A review of Heist Society by Ally Carter
Published 2010, Disney • Hyperion
Readers know this: sometimes you’re in the mood for Rilke, there are days you have to read Coming Through Slaughter just one more time, and moments come when even Foucault feels like light reading. (Hah, who am I kidding, that last one doesn’t really happen.) And, some days, pulp is what makes you happy.
It was on one such particular day that I met Katarina Bishop, prodigy purloiner. The book begins with sixteen-year-old Kat, just retired from her thieving career, being grilled by the board of the school she has chosen for her regular life. Two days before, “the headmaster’s mint-condition 1958 Porsche Speedster [was] placed on top of the fountain in the quad with water shooting out of its headlights.” It turns out that Kat’s old friends were trying to get her kicked out of school; she needs to take a sabbatical from her retirement, for one last con, one last job to save her father’s life.
I guess Kat and I were thinking the same thing: Who doesn’t love a good con?
Everything that followed happened in a span of two weeks, with settings that spanned multiple countries across two continents. The story was so fast-paced and dynamic, I was happy and excited that each chapter opened with a countdown to the deadline and a location stamp. This book was just what I needed: it was fun, snappy, and intense.
Granted, the narrative was formulaic. We get to see the planning, the negotiations with the villain, the actual mission, and the reveal. But what more would one ask for in a heist story? All I demand is a believable method of stealing and escape—given that our thieves here are teens, that’s already a challenge—and this book delivered the goods.
Of course the characters were taken right out of the Catalog of Archetypes—the unwilling leader partnering up with a dashing conman, a femme fatale, a couple of strongmen, a tech geek, and an unlikely ally. If this were a different type of book, I would have taken a point against it exactly for this, and considered it lazy and unimaginative. But I found the characters were okay, if a bit expected, for the kind of story being told.

Matt Bomer as Neal Caffrey
in White Collar. You’re welcome.
I also didn’t mind the love angle between Kat and Hale (whom I imagined as a teen Neal Caffrey). There definitely was history and chemistry between them; I have to admit they were cute. I was just hoping—maybe the cover is to blame—that I would encounter a female lead who wouldn’t easily fall under the tough girl category. I thought I had finally found a strong female protagonist who was actually coded female, instead of somebody biologically a girl but generally had male qualities. (MovieBob explores this destructive and discriminatory feminine=bad/masculine=good character trend in a 7-minute video. Watch it.)
Even so, I have to say that in truth, Heist Society delivered more than just the good heist plot. In one of the high points of the book, Kat discovers something about the objects they were planning to steal—something that gave their otherwise personal and materialistic endeavor social and ethical gravitas.

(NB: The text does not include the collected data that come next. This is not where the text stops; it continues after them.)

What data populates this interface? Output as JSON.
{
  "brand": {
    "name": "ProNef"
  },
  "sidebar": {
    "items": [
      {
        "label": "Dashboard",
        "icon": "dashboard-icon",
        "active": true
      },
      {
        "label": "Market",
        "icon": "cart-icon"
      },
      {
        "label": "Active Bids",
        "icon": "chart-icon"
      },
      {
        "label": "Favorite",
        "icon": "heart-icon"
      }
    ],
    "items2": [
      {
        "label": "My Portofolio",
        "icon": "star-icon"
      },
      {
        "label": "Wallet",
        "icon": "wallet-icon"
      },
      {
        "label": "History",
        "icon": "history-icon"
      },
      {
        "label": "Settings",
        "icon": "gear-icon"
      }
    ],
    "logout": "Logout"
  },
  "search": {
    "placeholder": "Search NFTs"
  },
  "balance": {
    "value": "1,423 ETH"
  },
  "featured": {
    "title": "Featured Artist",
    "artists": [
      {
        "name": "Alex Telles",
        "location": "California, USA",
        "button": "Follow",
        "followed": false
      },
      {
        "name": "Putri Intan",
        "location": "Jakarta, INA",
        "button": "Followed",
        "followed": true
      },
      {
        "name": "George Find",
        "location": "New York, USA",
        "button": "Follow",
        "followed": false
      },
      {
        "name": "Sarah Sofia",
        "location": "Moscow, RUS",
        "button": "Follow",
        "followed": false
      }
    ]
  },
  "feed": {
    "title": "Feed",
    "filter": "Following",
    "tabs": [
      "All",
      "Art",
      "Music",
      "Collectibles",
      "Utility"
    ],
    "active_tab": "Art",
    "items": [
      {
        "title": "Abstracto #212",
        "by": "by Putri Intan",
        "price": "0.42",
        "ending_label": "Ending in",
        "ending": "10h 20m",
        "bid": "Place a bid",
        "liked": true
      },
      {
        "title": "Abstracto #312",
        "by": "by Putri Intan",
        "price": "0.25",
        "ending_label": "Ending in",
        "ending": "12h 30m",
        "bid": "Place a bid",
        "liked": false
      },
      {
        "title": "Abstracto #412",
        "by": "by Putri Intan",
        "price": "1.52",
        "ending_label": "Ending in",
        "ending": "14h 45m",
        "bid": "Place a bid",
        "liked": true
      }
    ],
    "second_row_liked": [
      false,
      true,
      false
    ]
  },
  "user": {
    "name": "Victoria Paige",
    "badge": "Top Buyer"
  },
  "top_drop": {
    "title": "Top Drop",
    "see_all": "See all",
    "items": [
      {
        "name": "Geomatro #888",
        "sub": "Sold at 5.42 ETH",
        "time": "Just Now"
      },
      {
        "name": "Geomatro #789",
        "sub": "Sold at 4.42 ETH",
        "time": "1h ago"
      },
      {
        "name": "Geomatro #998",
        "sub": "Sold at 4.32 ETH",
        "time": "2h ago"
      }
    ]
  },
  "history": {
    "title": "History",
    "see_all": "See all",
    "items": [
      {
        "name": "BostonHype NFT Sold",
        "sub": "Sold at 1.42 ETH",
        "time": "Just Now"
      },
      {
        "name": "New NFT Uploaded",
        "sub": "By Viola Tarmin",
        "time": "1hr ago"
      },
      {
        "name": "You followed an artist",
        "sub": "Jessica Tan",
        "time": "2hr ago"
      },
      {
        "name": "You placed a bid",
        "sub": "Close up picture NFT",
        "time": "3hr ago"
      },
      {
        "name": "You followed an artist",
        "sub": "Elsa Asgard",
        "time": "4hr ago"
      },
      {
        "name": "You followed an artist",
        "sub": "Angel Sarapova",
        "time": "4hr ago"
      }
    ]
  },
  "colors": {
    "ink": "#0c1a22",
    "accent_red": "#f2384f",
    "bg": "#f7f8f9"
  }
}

It was my first time reading Ally Carter, and I’m happy to see I have more of her to read (and that I also have a movie to look forward to). More than just being able to write an easy and enjoyable read—in itself something a lot of writers struggle with, she was able to provide insight to art and history without being preachy and self-righteous. High praises are deserved for pulling that off in a story that would naturally lend itself to moralizing. I have to give it to the author, who’s a real pro of the con. (Yes, I had to end with the silliest pun in the history of blogging.)